Lee Hagewood's avatar

Thanks for your reply, Wes. The resurrection certainly changes everything, and I appreciate the reminder to situate Jesus’ teachings within the messianic prophecies. I’m not yet sure complete nonviolence is the only conclusion that can be reached in light of these things, but it is definitely a formidable one, and again the one the early church reached. I’m looking forward to the rest of the series…perhaps it can ease some of my tension!

Scott's avatar

Much of the Biblical teaching about peace has been misinterpreted, especially in prophecy. Isaiah foretold the unprecedented peace within the church between Jews and Gentiles. Most often, Biblical peace is spiritual - reconciliation between sinners and God. This is the sense in which Jesus is the Prince of Peace. From this reconciliation with God stems the inward peace mentioned in a few texts.
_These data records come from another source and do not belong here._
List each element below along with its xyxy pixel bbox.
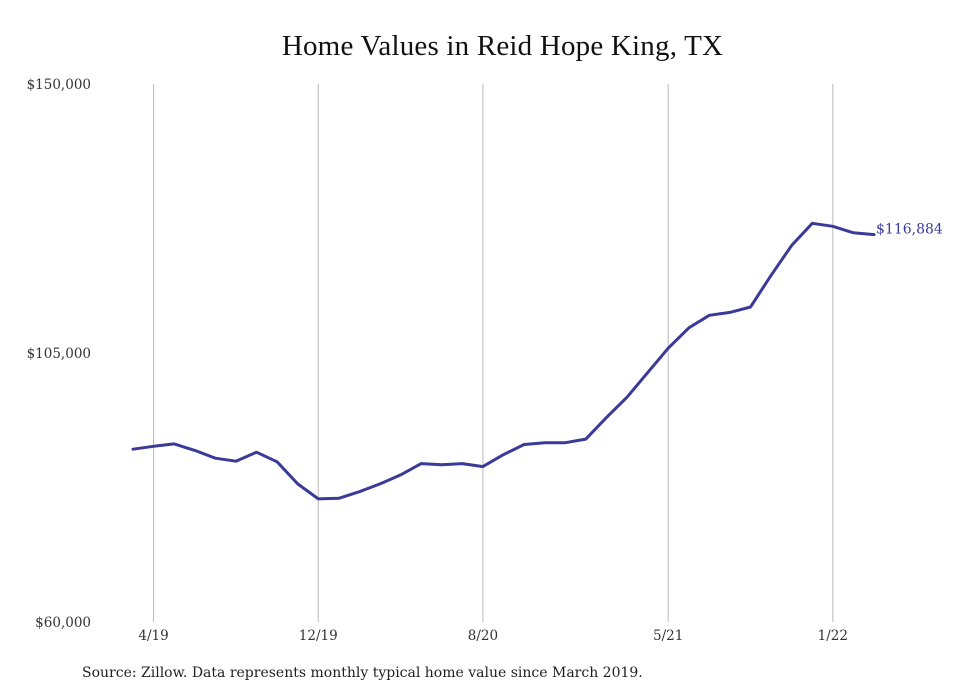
data-point <box>646 371 649 374</box>
gridlines <box>153 84 834 622</box>
data-point <box>234 460 237 463</box>
y-axis-ticks: $150,000 $105,000 $60,000 <box>27 77 91 631</box>
data-point <box>852 231 855 234</box>
data-point <box>461 462 464 465</box>
data-point <box>708 314 711 317</box>
data-point <box>605 416 608 419</box>
x-tick-label: 4/19 <box>138 628 168 644</box>
y-tick-label: $105,000 <box>27 346 91 362</box>
data-point <box>749 306 752 309</box>
data-point <box>543 441 546 444</box>
data-point <box>626 396 629 399</box>
data-point <box>811 222 814 225</box>
data-point <box>255 451 258 454</box>
x-tick-label: 8/20 <box>468 628 498 644</box>
chart-title: Home Values in Reid Hope King, TX <box>281 30 724 62</box>
data-point <box>358 490 361 493</box>
data-point <box>152 445 155 448</box>
data-point <box>831 225 834 228</box>
x-tick-label: 1/22 <box>818 628 848 644</box>
data-point <box>317 497 320 500</box>
data-point <box>132 448 135 451</box>
data-point <box>770 274 773 277</box>
data-point <box>584 438 587 441</box>
x-tick-label: 5/21 <box>653 628 683 644</box>
data-point <box>296 482 299 485</box>
x-tick-label: 12/19 <box>299 628 338 644</box>
data-point <box>523 443 526 446</box>
data-point <box>728 311 731 314</box>
data-point <box>214 457 217 460</box>
data-point <box>173 442 176 445</box>
data-point <box>379 482 382 485</box>
y-tick-label: $150,000 <box>27 77 91 93</box>
data-point <box>687 326 690 329</box>
series-layer <box>131 221 876 501</box>
y-tick-label: $60,000 <box>35 615 91 631</box>
data-point <box>502 453 505 456</box>
x-axis-ticks: 4/19 12/19 8/20 5/21 1/22 <box>138 628 848 644</box>
data-point <box>790 244 793 247</box>
end-value-label: $116,884 <box>876 222 943 238</box>
data-point <box>564 441 567 444</box>
data-point <box>440 463 443 466</box>
data-point <box>337 497 340 500</box>
data-point <box>399 473 402 476</box>
series-line <box>131 221 876 501</box>
data-point <box>667 347 670 350</box>
data-point <box>420 462 423 465</box>
data-point <box>481 465 484 468</box>
source-note: Source: Zillow. Data represents monthly … <box>82 665 643 681</box>
data-point <box>193 449 196 452</box>
data-point <box>276 460 279 463</box>
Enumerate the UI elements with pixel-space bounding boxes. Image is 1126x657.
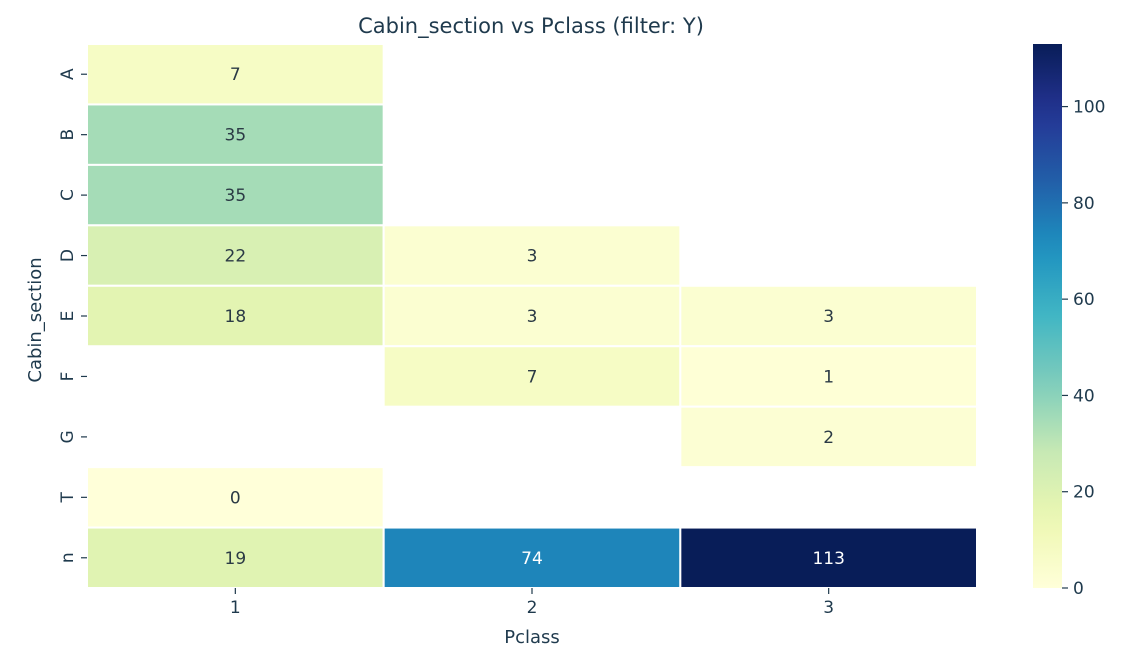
y-axis-label: Cabin_section	[25, 257, 46, 382]
cell-value-label: 74	[521, 549, 543, 569]
cell-value-label: 3	[527, 307, 538, 327]
x-axis-ticks: 1 2 3	[230, 588, 834, 618]
heatmap-cell	[382, 345, 682, 408]
y-tick-label: G	[58, 430, 78, 443]
cell-value-label: 19	[225, 549, 247, 569]
heatmap-cell	[86, 466, 385, 529]
colorbar-tick-label: 0	[1073, 579, 1084, 599]
cell-value-label: 35	[225, 126, 247, 146]
y-tick-label: F	[58, 372, 78, 382]
colorbar	[1033, 44, 1062, 588]
y-tick-label: E	[58, 311, 78, 322]
cell-value-label: 7	[230, 65, 241, 85]
heatmap-cells	[86, 43, 978, 589]
cell-value-label: 3	[823, 307, 834, 327]
cell-value-label: 18	[225, 307, 247, 327]
y-tick-label: B	[58, 129, 78, 141]
cell-value-label: 7	[527, 367, 538, 387]
heatmap-cell	[679, 345, 978, 408]
x-tick-label: 1	[230, 598, 241, 618]
heatmap-cell	[86, 103, 385, 166]
colorbar-tick-label: 40	[1073, 386, 1095, 406]
heatmap-cell	[86, 163, 385, 227]
y-tick-label: n	[58, 552, 78, 563]
colorbar-tick-label: 60	[1073, 290, 1095, 310]
cell-value-label: 113	[812, 549, 844, 569]
cell-value-label: 0	[230, 488, 241, 508]
heatmap-cell	[382, 526, 682, 589]
heatmap-cell	[679, 405, 978, 469]
cell-value-label: 1	[823, 367, 834, 387]
cell-value-label: 2	[823, 428, 834, 448]
y-tick-label: C	[58, 189, 78, 201]
x-tick-label: 2	[527, 598, 538, 618]
chart-title: Cabin_section vs Pclass (filter: Y)	[358, 14, 704, 39]
cell-value-label: 22	[225, 247, 247, 267]
y-tick-label: A	[58, 68, 78, 80]
x-axis-label: Pclass	[504, 627, 560, 648]
y-tick-label: T	[58, 492, 78, 504]
heatmap-cell	[86, 43, 385, 106]
colorbar-tick-label: 20	[1073, 483, 1095, 503]
cell-value-label: 35	[225, 186, 247, 206]
x-tick-label: 3	[823, 598, 834, 618]
cell-value-label: 3	[527, 247, 538, 267]
heatmap-cell	[679, 284, 978, 348]
y-tick-label: D	[58, 249, 78, 262]
colorbar-tick-label: 80	[1073, 194, 1095, 214]
y-axis-ticks: A B C D E F G Tn	[58, 68, 87, 563]
colorbar-ticks: 0 20 40 60 80 100	[1062, 98, 1105, 599]
colorbar-tick-label: 100	[1073, 98, 1105, 118]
"Traditional" views of Christian writers in the centuries following the NT are often given more credit than they deserve. The do not tip the scales toward one side or the other in doctrinal issue. Their contribution is to simply provide a glimpse into the views and controversies of their day and the history of certain practices, which must always be interpreted within the dramatically different cultural setting of their time.
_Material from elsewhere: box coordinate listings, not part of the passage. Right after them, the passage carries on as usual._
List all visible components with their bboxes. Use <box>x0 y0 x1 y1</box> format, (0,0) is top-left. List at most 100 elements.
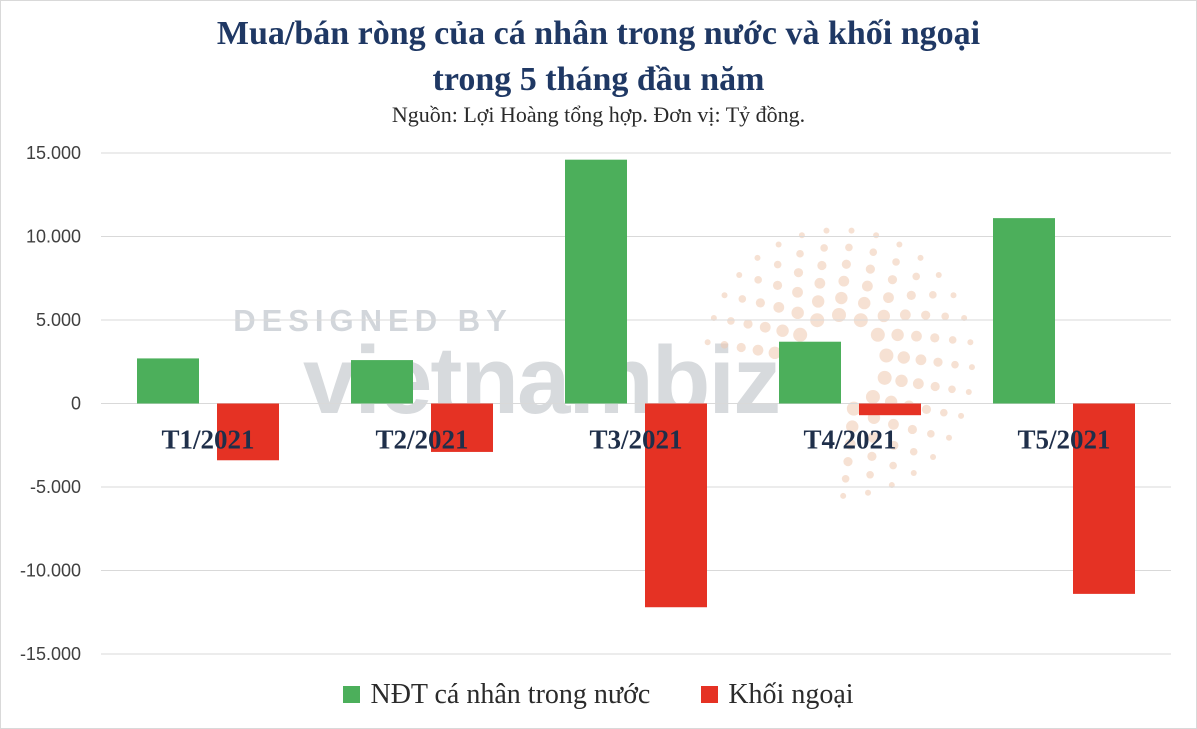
watermark-dot <box>967 339 974 346</box>
gridlines <box>101 152 1171 655</box>
y-tick-label: 5.000 <box>36 310 81 330</box>
watermark-dot <box>951 360 959 369</box>
watermark-dot <box>897 351 910 364</box>
watermark-dot <box>930 454 937 461</box>
watermark-dot <box>906 290 916 300</box>
watermark-dot <box>743 319 753 329</box>
watermark-dot <box>929 291 937 299</box>
watermark-dot <box>896 241 903 248</box>
watermark-dot <box>930 381 940 392</box>
watermark-dot <box>823 227 830 234</box>
y-tick-label: 10.000 <box>26 227 81 247</box>
bar-domestic <box>993 218 1055 404</box>
watermark-dot <box>846 420 859 433</box>
watermark-dot <box>870 327 885 342</box>
watermark-dot <box>867 451 877 461</box>
bar-foreign <box>645 403 707 608</box>
chart-title: Mua/bán ròng của cá nhân trong nước và k… <box>1 11 1196 103</box>
watermark-dot <box>933 357 943 367</box>
legend-swatch-foreign <box>701 685 719 703</box>
watermark-dot <box>867 432 879 443</box>
watermark-dot <box>958 412 965 419</box>
bar-foreign <box>859 403 921 416</box>
watermark-dot <box>845 243 853 252</box>
y-tick-label: -5.000 <box>30 477 81 497</box>
watermark-dot <box>917 254 924 261</box>
watermark-dot <box>710 314 717 321</box>
watermark-dot <box>814 277 826 289</box>
watermark-dot <box>873 232 880 239</box>
chart-title-line1: Mua/bán ròng của cá nhân trong nước và k… <box>216 15 981 52</box>
watermark-dot <box>888 418 899 430</box>
watermark-dot <box>776 324 789 337</box>
y-tick-label: -10.000 <box>20 561 81 581</box>
watermark-dot <box>736 342 746 353</box>
x-category-label: T2/2021 <box>375 425 468 455</box>
legend-item-domestic: NĐT cá nhân trong nước <box>343 679 650 711</box>
watermark-dot <box>752 344 764 356</box>
watermark-dot <box>935 272 942 279</box>
bar-foreign <box>431 403 493 452</box>
bars <box>137 159 1135 608</box>
watermark-dot <box>861 280 873 292</box>
watermark-dot <box>848 227 855 234</box>
chart-title-line2: trong 5 tháng đầu năm <box>432 61 765 98</box>
watermark-dot <box>892 258 900 266</box>
watermark-dot <box>835 291 848 305</box>
watermark-dot <box>940 408 948 417</box>
x-category-label: T3/2021 <box>589 425 682 455</box>
bar-domestic <box>565 159 627 404</box>
y-tick-label: -15.000 <box>20 644 81 664</box>
x-category-label: T5/2021 <box>1017 425 1110 455</box>
chart-subtitle: Nguồn: Lợi Hoàng tổng hợp. Đơn vị: Tỷ đồ… <box>391 102 806 127</box>
watermark-dot <box>791 306 804 320</box>
watermark-dot <box>961 314 968 321</box>
watermark-dot <box>921 310 931 320</box>
watermark-dot <box>773 301 785 313</box>
watermark-dot <box>965 389 972 396</box>
bar-domestic <box>137 358 199 404</box>
watermark-dot <box>793 327 808 342</box>
watermark-dot <box>865 389 880 404</box>
legend-item-foreign: Khối ngoại <box>701 679 854 711</box>
watermark-dot <box>792 286 803 298</box>
watermark-dot <box>915 354 927 366</box>
watermark-dot <box>759 321 771 333</box>
watermark-dot <box>755 298 765 308</box>
watermark-dot <box>895 374 908 388</box>
bar-foreign <box>1073 403 1135 594</box>
watermark-dot <box>817 260 827 271</box>
watermark-dot <box>773 260 782 269</box>
watermark-dot <box>911 330 922 342</box>
y-tick-label: 0 <box>71 394 81 414</box>
watermark-dot <box>883 292 894 304</box>
watermark-dot <box>865 264 875 274</box>
watermark-dot <box>811 295 825 308</box>
watermark-dot <box>832 308 846 322</box>
watermark-dot <box>899 309 911 321</box>
watermark-dot <box>877 309 891 323</box>
watermark-dot <box>727 317 735 325</box>
watermark-dot <box>820 244 828 252</box>
watermark-dot <box>887 275 898 285</box>
watermark-dot <box>889 440 899 451</box>
watermark-dot <box>846 401 861 416</box>
watermark-dot <box>720 341 729 349</box>
watermark-dot <box>968 364 975 371</box>
watermark-dot <box>796 249 804 258</box>
watermark-dot <box>798 232 805 239</box>
watermark-dot <box>948 336 957 344</box>
watermark-dot <box>754 254 761 261</box>
watermark-dot <box>793 268 804 278</box>
watermark-dot <box>768 346 782 360</box>
y-tick-label: 15.000 <box>26 143 81 163</box>
watermark-dot <box>948 385 956 394</box>
watermark-dot <box>941 312 949 321</box>
watermark-dot <box>865 489 872 496</box>
watermark-dot <box>866 470 874 479</box>
x-axis-categories: T1/2021 T2/2021 T3/2021 T4/2021 T5/2021 <box>161 425 1110 455</box>
watermark-dot <box>907 424 917 435</box>
watermark-dot <box>838 275 850 287</box>
x-category-label: T4/2021 <box>803 425 896 455</box>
I understand why you've made this choice personally. I don't agree with trying to compel others to adopt the same view by proof-texting it into a doctrinal matter.

Wes McAdams's avatar

Scott, thanks so much for reading and for sharing your feedback. I will try to work your objection into my future posts. The hermeneutical lens through which your reading the prophets is definitely a perspective I had not considered for this series, but it's definitely something that should be included.

zack Opheim's avatar

I was committed to total nonviolence early on, but I've since gone the other direction. My biggest reason for this is that if I took other sermon on the mount statements as literally as pacifists take "turn the other cheek," then I wouldn't have a bank account, I could literally not take an oath in court of law, I would have had to gouge out my eyes and cut off my hands a long time ago, I would never ever judge anyone, and I would hate my father and mother, and I would literally have to give money to every internet scam that tells me to give. Just as those conclusions miss the point of those teachings of Jesus and would represent the gospel as needlessly disturbing, so I now hold that Jesus' comment on dealing with a (back handed?) slap to the right cheek is more about vengeance (the lex talionis) and being a peacemaker than it is about the violence necessary to stop a rapist from assualting a woman in a dark alley or a Christian policeman stopping a school shooter from murdering a classroom of five year olds. I now believe to take "turn the other

cheek" in an ultra literal way in those types of situations is an unfortunate misapplication of Jesus' teachings and just not what He was talking about. In the same way, Jesus' command to "love your enemies" does not supersede love for the innocent and those who are under our protection. Jesus wasn't covering what to do in every difficult dilemma; He was mainly just saying that we need to go beyond loving the people we like if we are to be like God.

On the one hand I am against the 'god and guns' mindset prevalent in the church within the USA, but on the other hand I just do not believe the New Testament forbids judicious violence in all cases.

Titus Peachey's avatar

Thanks for this reframing. You may have interest in my own musings on war and nonviolence from personal experiences in Vietnam and Laos at tituspeachey.substack.com

Wes McAdams's avatar

Thanks so much, Titus! I'll check it out!

Titus Peachey's avatar

Thanks...While I come from a strong pacifist religious base (Mennonite), I've discovered through counseling on the GI Rights Hotline that there are many paths to pacifism, and some of them originate in the horror of war itself. But I like the insistence that Christians need only look to their roots to find it.